I had this moment when I was maybe six months sober in which I thought: “Maybe I will relapse from this path, or maybe it will work. But I don’t just want to sit around in AA meetings every day as my solution to this thing.” And so I used the principles here, those of the holistic approach, the idea of taking better care of myself every single day, in all of these different ways. And it started to work. It worked really well. And it is still working to this day, over 14 years later.

So that was my own personal transition in early recovery to long term sobriety. I started out going to meetings every day, which I still believe was important. But in the end, my sobriety was not about relying on others, it was not about the support of other people. It only started out that way. Later it grew into something more personal, something more individual, working towards my own goals for my own life. In long term sobriety I became a little more self directed. But in early recovery, I relied heavily on the support of others, to the point that I lived in a rehab for the first two years.

Why you need to learn from real human beings and not just books or Internet

You may be wondering: “Why can’t I just read the AA book and skip the meetings?”

Can you learn everything that you need to know from the literature?

The answer is annoying, I am afraid.

Yes you can learn what you need to know from the literature, you can read the big book of AA or you can keep reading the Spiritual River and you can continue to learn about recovery concepts. But the problem with that is the implementation. Will you really apply the concepts if you just read about them in a book? For most people, the answer is “no.”

In order to really take a concept to heart and apply it in your daily life, we almost always have to experience it directly, we have to see it in action, we have to have that proof of concept right in front of our own eyes. And we don’t get that direct and visceral experience from reading a book or a website.

No, I believe that in early recovery you need to roll up your sleeves and get your hands dirty. You need to check into rehab and see what it is like to interact with other addicts and alcoholics. You need to get the hope directly from someone who is telling your story but now they have over a decade of sobriety under their belt. You need to find unique people and unique personalities and meet them face to face, the people who have your same exact problem and yet they figured out how to overcome addiction. Until you have that level of proof right in front of your own eyes, I don’t believe you will have the motivation and the conviction that is needed to dive into recovery and take real action.

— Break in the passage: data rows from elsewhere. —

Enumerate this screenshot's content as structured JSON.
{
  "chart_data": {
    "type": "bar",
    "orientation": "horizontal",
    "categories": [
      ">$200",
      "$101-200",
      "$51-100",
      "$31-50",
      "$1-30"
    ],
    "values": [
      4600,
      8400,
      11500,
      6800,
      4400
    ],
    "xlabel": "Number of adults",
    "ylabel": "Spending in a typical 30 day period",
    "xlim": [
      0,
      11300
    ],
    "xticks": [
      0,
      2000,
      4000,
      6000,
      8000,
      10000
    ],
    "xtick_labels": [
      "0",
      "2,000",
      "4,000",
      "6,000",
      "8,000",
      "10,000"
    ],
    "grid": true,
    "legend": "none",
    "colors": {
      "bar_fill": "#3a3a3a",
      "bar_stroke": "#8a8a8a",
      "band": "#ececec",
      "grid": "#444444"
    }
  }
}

Having support in very early recovery

So how do you get support? How do you find the people that you need in early recovery so that you can avoid relapse and build this new life that I am talking about?

Two ways right off the bat. Number one, go to treatment. Go check into a rehab center. Get on the phone and call up treatment centers and find someone who will help you. Maybe you have insurance and maybe you have nothing at all. It doesn’t matter, there is help out there available to everyone in every possible situation. Get on the phone and reach out for help and start asking questions. Keep reaching out and continue to ask for help until you get to a treatment center and can begin to turn your life around. If you are persistent in this search then eventually you will find the help that you need. When the student is ready, the teacher appears. Just make sure you are actually asking for help and reaching out to others. Pick up the phone and make a call.

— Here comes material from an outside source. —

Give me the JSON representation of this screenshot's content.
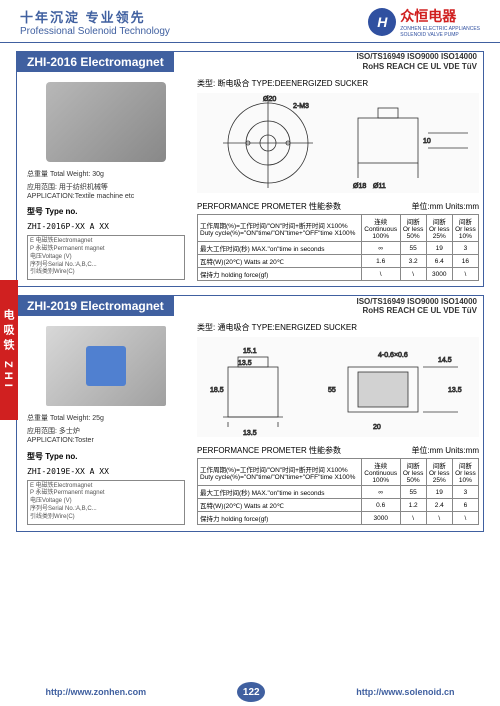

Second of all, go to AA or NA meetings. You may be scared, or you may have decided that they don’t work for you in the past. It doesn’t matter. Just go to them anyway, force yourself to go, force yourself to sit there. For me, this was not a lifelong solution in my sobriety, but it was a huge part of what started me out with the support that I needed in the beginning.

If you want support in early sobriety then you need to take action. Ask for help. Luckily, nearly everyone in a recovery program is more than willing to help you in any way that they can. That is the nature of recovery. So that one day, you, too, will be able to offer your hand to others and help them to find a path to recovery.